Unterschiedliche Darlehensarten einer Baufinanzierung vergleichen
Die Baufinanzierung ist nicht nur die größte und komplizierteste Finanzierungsform im Privatkundenbereich, sondern der Kunde muss auch noch auf zahlreiche Details und Besonderheiten achten, die in diesem Ausmaß bei anderen Kreditarten nicht auftreten. So gibt es zum Beispiel bereits bei dem zu stellenden Kreditantrag einige Dinge zu beachten. Während nämlich die Kreditanfrage auch im Bereich der Immobilienfinanzierung kostenlos und unverbindlich ist, gilt das für eine Kreditanfrage nicht immer. Hier kann es nämlich durchaus sein, dass manche dieser "offiziellen" Anfragen verbindlich oder zumindest kostenpflichtig sind. Das kann beispielsweise der Fall sein, wenn man über einen Vermittler versucht, ein günstiges Angebot zu finden. Zwar muss man sich in den meisten Fällen nicht für das Angebot entscheiden, jedoch kann es durchaus sein, dass der Vermittler dann eine Gebühr für seine Dienst berechnet. Wendet man sich mit dem Kreditantrag hingegen direkt an eine Bank, so wird diese zwar einerseits nicht erfreut sein, wenn dann doch kein Kreditvertrag zustande kommt, aber verbindlich ist der Kreditantrag meistens trotzdem.

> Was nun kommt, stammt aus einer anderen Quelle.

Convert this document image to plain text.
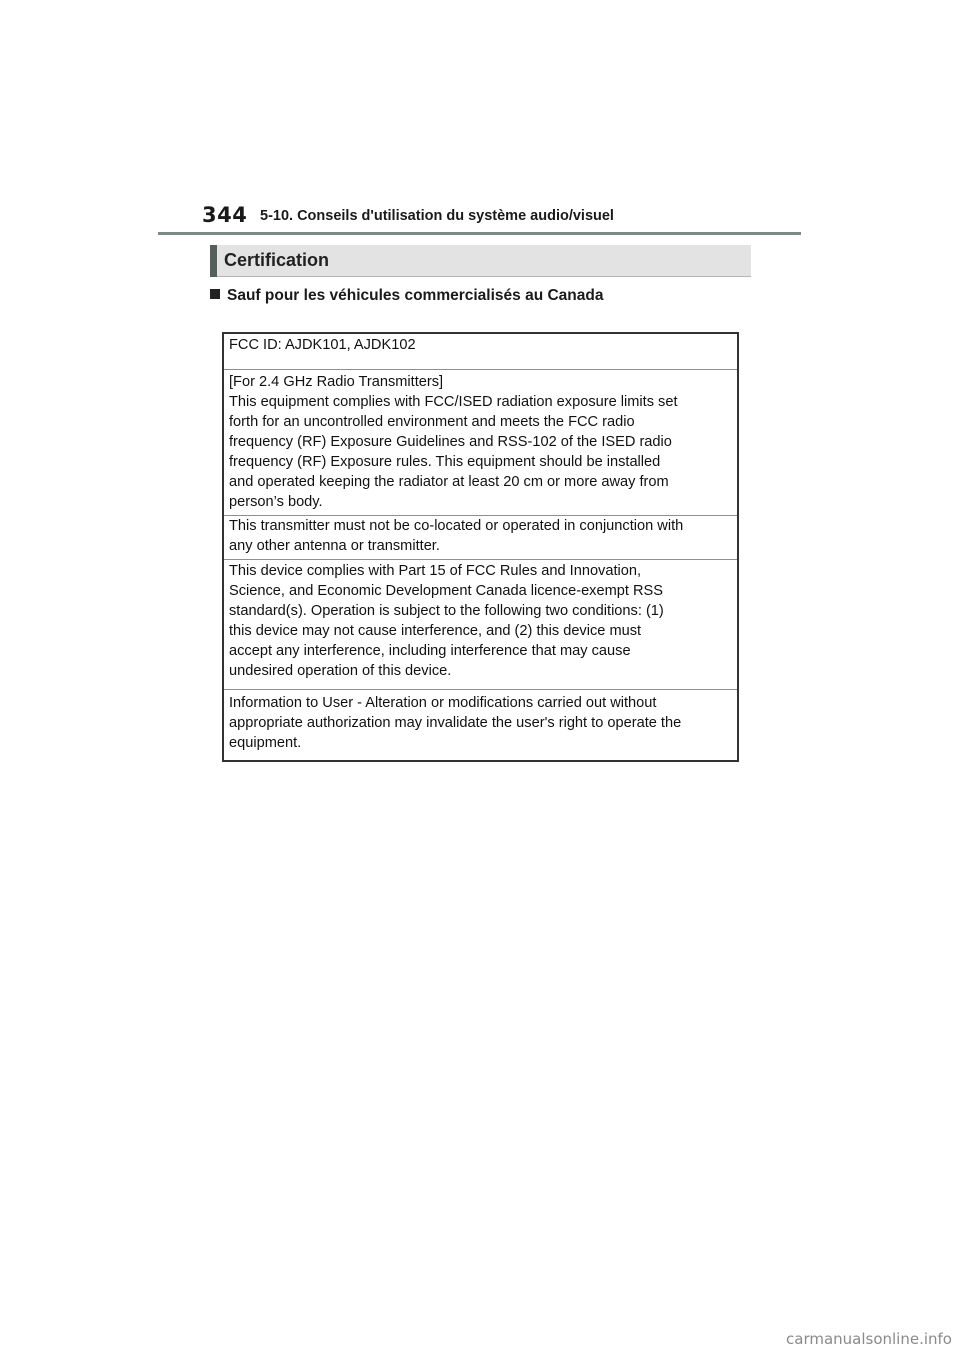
344 5-10. Conseils d'utilisation du système audio/visuel
Certification
Sauf pour les véhicules commercialisés au Canada
FCC ID: AJDK101, AJDK102
[For 2.4 GHz Radio Transmitters]
This equipment complies with FCC/ISED radiation exposure limits set
forth for an uncontrolled environment and meets the FCC radio
frequency (RF) Exposure Guidelines and RSS-102 of the ISED radio
frequency (RF) Exposure rules. This equipment should be installed
and operated keeping the radiator at least 20 cm or more away from
person’s body.
This transmitter must not be co-located or operated in conjunction with
any other antenna or transmitter.
This device complies with Part 15 of FCC Rules and Innovation,
Science, and Economic Development Canada licence-exempt RSS
standard(s). Operation is subject to the following two conditions: (1)
this device may not cause interference, and (2) this device must
accept any interference, including interference that may cause
undesired operation of this device.
Information to User - Alteration or modifications carried out without
appropriate authorization may invalidate the user's right to operate the
equipment.
carmanualsonline.info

Generell sollten Kreditsuchende aber trotzdem gerade im Bereich der Baufinanzierung sehr vorsichtig sein, was einen scheinbar unverbindlichen Kreditantrag betrifft. Die Baufinanzierung als solche beinhaltet im Kern fast immer ein Hypothekendarlehen, welches die Banken in verschiedenen Varianten im Angebot haben. Die meisten Kreditnehmer entscheiden sich hier für ein Annuitätendarlehen, welches sich dadurch auszeichnet, dass die Kreditrate sowohl die Tilgung als auch die Zinsen beinhaltet. Als eine weitere Alternative, die im Zuge der Baufinanzierung ebenfalls zum Einsatz kommt, steht oft auch noch das endfällige Darlehen zur Verfügung. Hier wird die Tilgung jedoch erst am Ende der Laufzeit durchgeführt, sodass der Kreditnehmer in den vielen Jahren zuvor ausschließlich die Zinsen zahlen muss. Die dritte Variante des Hypothekendarlehens, das Tilgungsdarlehen, hat hingegen in der Praxis kaum noch eine Bedeutung.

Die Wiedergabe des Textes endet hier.